Il vécu dans mon cœur, alors que personne n'en soupçonna jamais l'ombre d'une existence. Ne voyait-il pas combien je resplendissais quand je me perdais à penser à lui? Mes traits si fatigués, d'une bataille sans fin, devenant soudainement moins tirés? Un poids en moins dès que je me savais proche de lui...
Une histoire d'amour sans précédent ni lendemain, des promesses que je savais qu'il ne tiendrait pas mais auxquelles je voulais croire contre tout. En mon sein grandit mon premier enfant, alors qu'il n'avait pas de père officiel, je me retrouvais bientôt dans l'obligation de m'emprisonner dans une vie de raisonnement pour lui assurer un avenir. Fruit de la passion, à jamais, il représenterait ce que j'ai aimé dans un instant volé. Je voyais mon ventre s'arrondir de jour en jour alors que je le persuadais de rentrer dans mon univers pour y vivre ensemble...

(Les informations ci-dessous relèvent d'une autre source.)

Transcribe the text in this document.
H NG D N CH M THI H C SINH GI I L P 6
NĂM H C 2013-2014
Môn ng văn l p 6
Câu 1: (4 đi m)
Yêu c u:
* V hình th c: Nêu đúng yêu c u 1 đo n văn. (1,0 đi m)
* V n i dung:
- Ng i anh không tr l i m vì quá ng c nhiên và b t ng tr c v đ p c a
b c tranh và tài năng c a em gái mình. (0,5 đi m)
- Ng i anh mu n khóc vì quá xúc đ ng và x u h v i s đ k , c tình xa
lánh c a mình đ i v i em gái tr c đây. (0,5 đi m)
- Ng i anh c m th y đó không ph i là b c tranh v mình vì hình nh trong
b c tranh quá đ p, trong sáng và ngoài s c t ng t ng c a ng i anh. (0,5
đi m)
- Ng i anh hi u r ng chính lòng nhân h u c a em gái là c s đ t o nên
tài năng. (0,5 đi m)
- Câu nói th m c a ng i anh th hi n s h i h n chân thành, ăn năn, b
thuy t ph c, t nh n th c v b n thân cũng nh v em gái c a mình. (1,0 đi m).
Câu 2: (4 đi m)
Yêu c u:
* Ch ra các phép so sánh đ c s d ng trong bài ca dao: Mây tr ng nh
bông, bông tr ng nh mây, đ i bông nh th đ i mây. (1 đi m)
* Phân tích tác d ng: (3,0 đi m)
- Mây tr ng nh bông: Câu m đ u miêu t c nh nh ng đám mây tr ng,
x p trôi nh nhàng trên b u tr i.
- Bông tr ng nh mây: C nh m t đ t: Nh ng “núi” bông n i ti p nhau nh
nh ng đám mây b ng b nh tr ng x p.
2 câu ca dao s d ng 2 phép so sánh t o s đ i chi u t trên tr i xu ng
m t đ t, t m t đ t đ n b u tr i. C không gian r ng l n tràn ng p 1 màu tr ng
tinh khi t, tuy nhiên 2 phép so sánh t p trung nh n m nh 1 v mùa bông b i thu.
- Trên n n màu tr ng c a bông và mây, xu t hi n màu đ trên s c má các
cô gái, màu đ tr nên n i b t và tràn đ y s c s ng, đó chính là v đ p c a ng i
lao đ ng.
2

Assise à mon secrétaire, j'attends les dernières heures de souffrance, de peine, la maladie m'emportera tout comme le vent l'a éloigné de moi. Maladie? Peut-on parler ainsi de la peine qui me ronge? Alors que mon mari officiel a rejoint nos ancêtres, il y a de cela quelques années, je veille encore sur mes enfants, les perles d'un amour qui durera toujours, au delà du temps, de la chair et de l'existence. Son sang coule dans leurs veines, Erwan est fort et fier, il se bat pour des causes nobles et justes, défend son peuple au péril de sa vie, roi en place, il a tous les traits de son père, je retrouve ses yeux ténébreux et si envoutant, son teint mâte et cette détermination si caractéristique. Alors qu'Eléanore, ma fille a hérité de moi, la peau laiteuse, les yeux clairs, elle sait s'émerveiller de ce que le monde lui offre. Et pourtant, en elle je vois aussi l'art de son géniteur et j'en suis fière.
Il n'a su perduré derrière les murs imposants de ma citadelle, se faire à cette vie protocolaire qui fut la mienne, se manque de liberté qui le rappela bien vite. M'offrant un peu de lui dans chacun de mes enfants.
Je me sens lasse et fatiguée, je pense que je vais aller m'allonger un peu, dormir en me rappelant ses heures de bonheur, en me souvenant de lui... Touri.
Les cloches retentirent dans le lointain, une âme s'éteignit en ce beau matin, alors que la lumière du céleste balayait la plaine de ses rayons, la reine Alina Azyrith n'est plus.